Wie kommt ein kinderloser Kfz-Sachverständiger auf diese Idee? Er habe eine Familie in seinem Bekanntenkreis, deren Sohn die Einrichtung mit Förderschwerpunkt Ganzheitliche Entwicklung besucht, erzählt Schulz. „Und ich wollte nicht einfach nur so just for fun losfahren.“ Purer Spaß ist das sowieso nicht. Der gebürtige Altleininger muss für sein Vorhaben sehr hart trainieren. Allerdings ist er daran gewöhnt. Heiko Schulz hat Ende der Neunzigerjahre mit dem Radrennsport angefangen. Seit 2007 ist er Triathlet des 1. FC Kaiserslautern, hat an Ironman-Wettkämpfen in Frankfurt und Köln teilgenommen. „Um dafür fit zu sein, muss man rund ein Dreivierteljahr bis zu 18 Stunden pro Woche laufen, schwimmen und Rad fahren“, erläutert er. Auf sein bevorstehendes Projekt bereitet er sich seit Januar vor, tritt wöchentlich 500 Kilometer in die Pedale. Im April hat er zudem 15 Tage lang auf Mallorca unzählige Höhenmeter auf zwei Reifen überwunden
Radlastiger Trainingsplan
„Mein Triathlon-Coach Tobias Alt, der sich Tobinature nennt, hat für mich kostenlos einen radlastigen Trainingsplan erstellt“, so Schulz, der auch regelmäßig zum Pilates beim TuS Sausenheim geht. Damit er den Plan trotz seiner Berufstätigkeit und auch bei mitunter unpassendem Wetter abarbeiten kann, hat er sich einen Rollentrainer für daheim gekauft. Dieser wird an den Laptop angeschlossen, über den das Gerät den wöchentlich variierenden Trainingsplan lädt. Das Fahren damit sei ziemlich authentisch, sagt der sportbegeisterte Pfälzer. Da seien Teilstrecken dabei, die sich anfühlten, als würde man im Windschatten eines Lkw radeln, und dann wieder Etappen, bei denen es steil bergauf gehe.

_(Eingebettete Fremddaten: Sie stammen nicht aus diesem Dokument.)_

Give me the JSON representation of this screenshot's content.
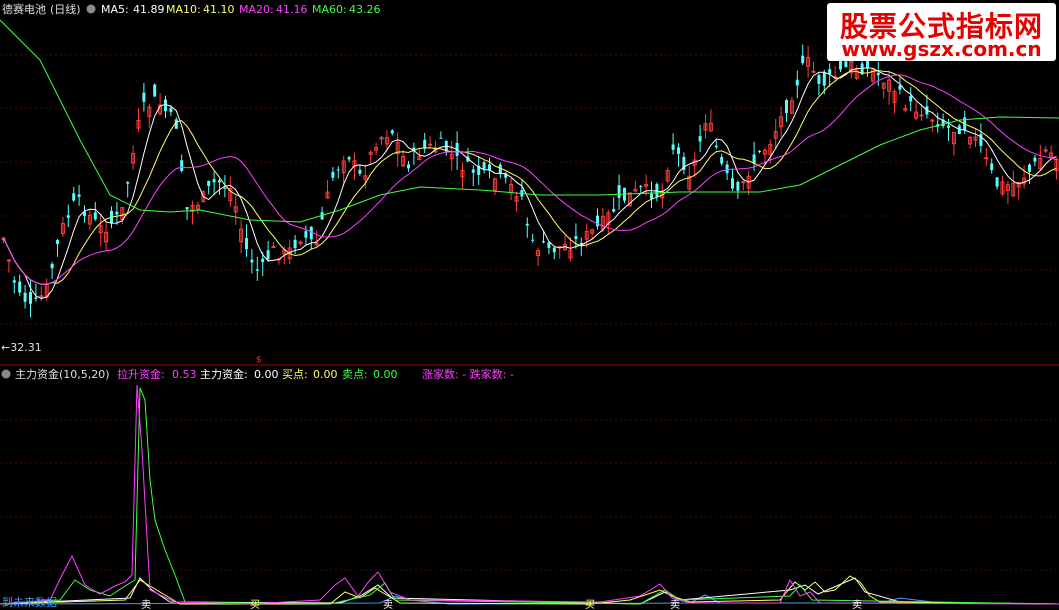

Schon mal 15 Stunden im Sattel
Das Gros des Trainings absolviert Schulz an den Wochenenden. „Samstags und sonntags sitze ich schon mal 15 Stunden im Sattel.“ Dabei schaue er entweder durchs Fenster in die Weinberge oder auf dem Monitor ein Video. Manchmal unterhält er sich auch einfach mit Musik. Das hört sich locker an, aber Schulz tritt 230 bis 280 Watt als Dauerbelastung. „Das werde ich noch steigern“, blickt er auf die kommenden drei Wochen, die die entscheidenden sein werden.
Anschließend wird er sich nach ein paar Erholungstagen aufs Rad schwingen und gen Norden aufbrechen. 250 Kilometer hat er sich pro Tag vorgenommen. Dabei wird er Abstriche machen müssen, zumindest in den Kasseler Bergen, die er nicht umfahren kann und die sicherlich sehr anstrengend werden. „Den Harz kann ich aber östlich liegen lassen“, freut er sich, „und weiter nördlich wird es flach.“ Die Tour wird sich live übers Internet verfolgen lassen.
Schulz hat alles bis ins Detail durchgeplant, überlässt nichts dem Zufall. „Mein Schwiegervater und meine Frau Anne werden mich im Wohnmobil begleiten.“ In dem Fahrzeug wird alles transportiert, was der 47-Jährige braucht: Verpflegung, ein zweites Rad, das speziell für die Berge geeignet ist, und ein ganzes Ersatzteillager. „Ich will unabhängig von Geschäften entlang der Strecke sein“, erklärt er. Und auch auf Übernachtungsbetriebe, die er zu bestimmten Zeiten ansteuern muss, ist er nicht angewiesen.
„Das Geld fließt komplett an den Förderverein der Hans-Zulliger-Schule“, betont der Asselheimer, der besonders gern früh morgens in die Pedale tritt: „Das ist Freiheit pur, wenn man an der frischen Luft unterwegs ist, Rehen begegnet und die Vögel zwitschern hört.“ Und nach dem Absteigen sei es ein tolles Gefühl, sich sportlich betätigt zu haben.